Отец должен был вернуться в Ленинград, в свою квартиру, иначе ее можно было потерять — каждый день бомбы и снаряды фашистов рушили дома, и семьи, лишившиеся крыши над головой, переселяли в квартиры, хозяева которых находились на фронте.
В Питер готовилась вернуться и мать. Вместе с госпиталем.
Осенью Вольт собрал посылку, в фанерный ящичек натолкал сушеных фруктов, орехов, чернослива, урюка, выжаренных на солнце трав, в тряпицу завернул мумиё и сопроводил подробной запиской, как пользоваться этим "мёдом земли", в свободные углы положил несколько крупных головок лука. Лук отбирал специально — сухой, здоровый, без единого повреждения или царапины, поскольку боялся: а вдруг загниет в дороге?
Урюк не загниет, и чернослив не загниет, и вяленая горная груша-дичок, очень душистая, целебная, не загниет, а вот лук может скапуститься на второй же день почтового путешествия… На всякий случай Вольт перекрестил посылку и отнес на кишлачную почту, сдал шустрой, похожей на мышонка таджичке со смышлеными глазами и милой улыбкой на лице.

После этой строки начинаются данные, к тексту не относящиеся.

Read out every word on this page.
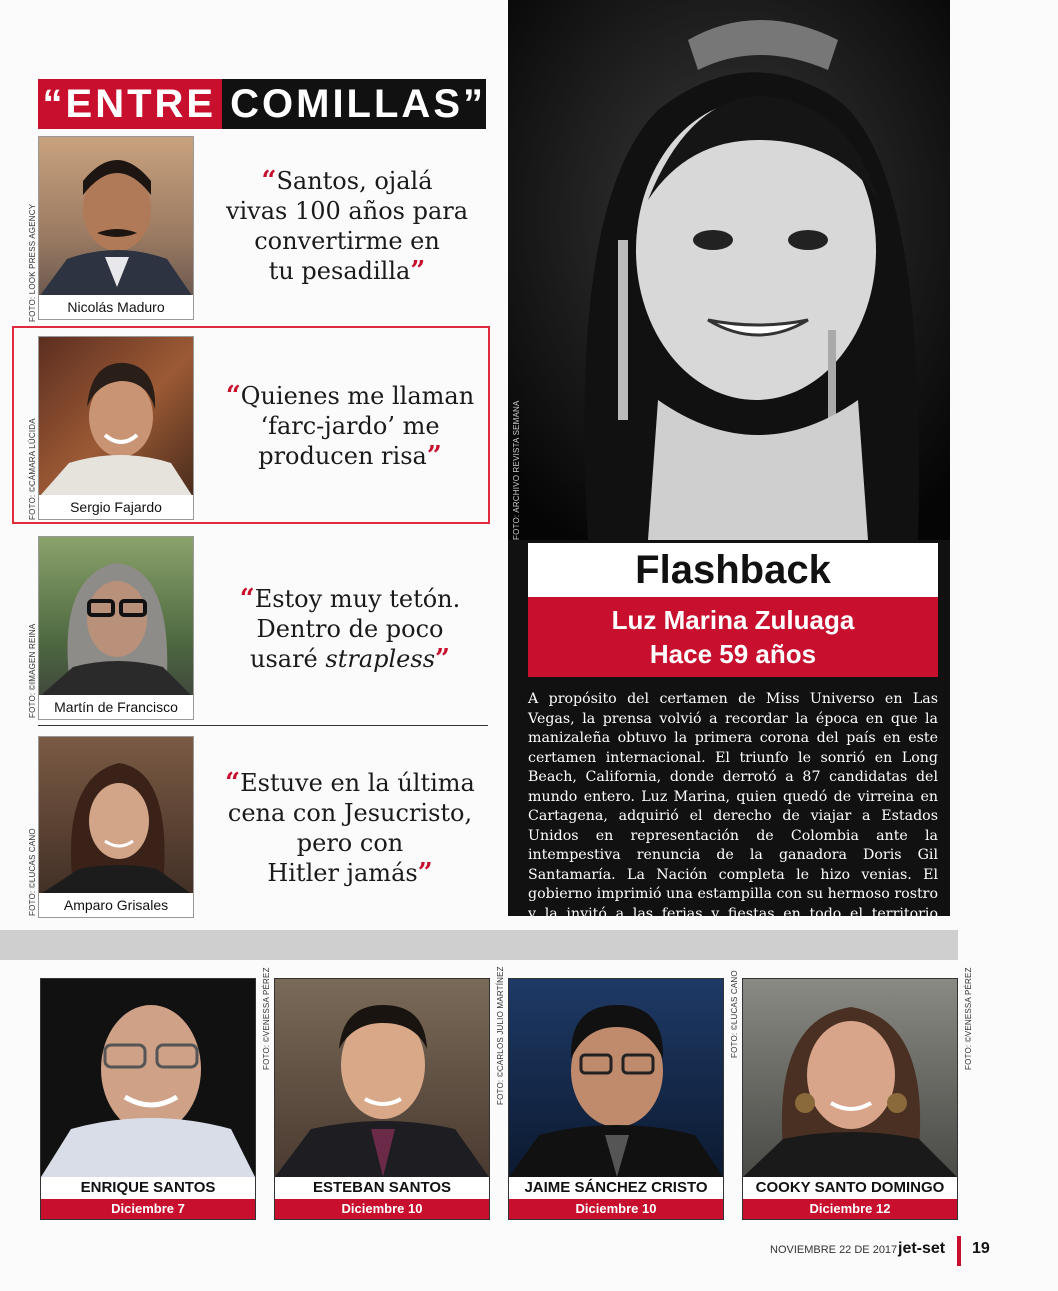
“ENTRE COMILLAS”
Nicolás Maduro
FOTO: LOOK PRESS AGENCY
“Santos, ojalá
vivas 100 años para
convertirme en
tu pesadilla”
Sergio Fajardo
FOTO: ©CÁMARA LÚCIDA
“Quienes me llaman
‘farc-jardo’ me
producen risa”
Martín de Francisco
FOTO: ©IMAGEN REINA
“Estoy muy tetón.
Dentro de poco
usaré strapless”
Amparo Grisales
FOTO: ©LUCAS CANO
“Estuve en la última
cena con Jesucristo,
pero con
Hitler jamás”
FOTO: ARCHIVO REVISTA SEMANA
Flashback
Luz Marina Zuluaga
Hace 59 años
A propósito del certamen de Miss Universo en Las Vegas, la prensa volvió a recordar la época en que la manizaleña obtuvo la primera corona del país en este certamen internacional. El triunfo le sonrió en Long Beach, California, donde derrotó a 87 candidatas del mundo entero. Luz Marina, quien quedó de virreina en Cartagena, adquirió el derecho de viajar a Estados Unidos en representación de Colombia ante la intempestiva renuncia de la ganadora Doris Gil Santamaría. La Nación completa le hizo venias. El gobierno imprimió una estampilla con su hermoso rostro y la invitó a las ferias y fiestas en todo el territorio
ENRIQUE SANTOS
Diciembre 7
FOTO: ©VENESSA PÉREZ
ESTEBAN SANTOS
Diciembre 10
FOTO: ©CARLOS JULIO MARTÍNEZ
JAIME SÁNCHEZ CRISTO
Diciembre 10
FOTO: ©LUCAS CANO
COOKY SANTO DOMINGO
Diciembre 12
FOTO: ©VENESSA PÉREZ
NOVIEMBRE 22 DE 2017 jet-set 19
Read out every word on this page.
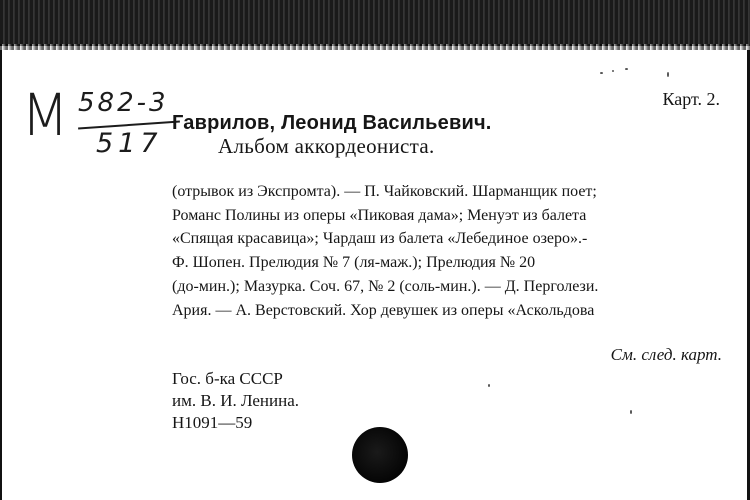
M 582-3
517
Карт. 2.
Гаврилов, Леонид Васильевич.
Альбом аккордеониста.
(отрывок из Экспромта). — П. Чайковский. Шарманщик поет;
Романс Полины из оперы «Пиковая дама»; Менуэт из балета
«Спящая красавица»; Чардаш из балета «Лебединое озеро».-
Ф. Шопен. Прелюдия № 7 (ля-маж.); Прелюдия № 20
(до-мин.); Мазурка. Соч. 67, № 2 (соль-мин.). — Д. Перголези.
Ария. — А. Верстовский. Хор девушек из оперы «Аскольдова
См. след. карт.
Гос. б-ка СССР
им. В. И. Ленина.
Н1091—59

Таджичка хоть и не говорила по-русски, но все хорошо понимала. Посылка ушла в блокадный Ленинград. Велико было удивление Вольта, когда он узнал, что фруктовый ящик был доставлен до родного дома. Хотя Питер был окружен железным кольцом, никакой щелки, кроме Ладоги, не существовало, чтобы в него проскочить, но и Ладога была перегружена, и надежды, что посылка дойдет, почти не было. Но посылка дошла — ее вручили в руки отцу.
Через полтора месяца Вольт получил от отца письмо, удивившее его, — за три луковых головки (а лук добрался до Ленинграда целый и невредимый) старший Суслов выменял роскошное пианино, — так голодно было в Ленинграде, что люди за самую простую еду готовы были отдать все ценное, что было в их доме.
Азия тем временем продолжала удивлять Вольта, он все больше и больше понимал, что не вписывается в нее, чтобы здесь стать своим, надо быть совершенно иным человеком, кровь иметь другую, да и мышцы с костями — тоже. И скорее всего — иметь совершенно иное прошлое, с иным наследием. Хотя с этим утверждением Вольт готов был поспорить. Как и с тем, что кровь у жителей Средней Азии более темная, чем у тех, кто живет в европейской части Союза…
Осень в Таджикистане была сухая, солнечная, красочная — ни тревожной багряности, ни веселой золотизны, ни удручающей сухости листвы и трав, сочетающейся с мокретью холодных луж и запахами гнили, присущими ленинградским окрестностям этой поры.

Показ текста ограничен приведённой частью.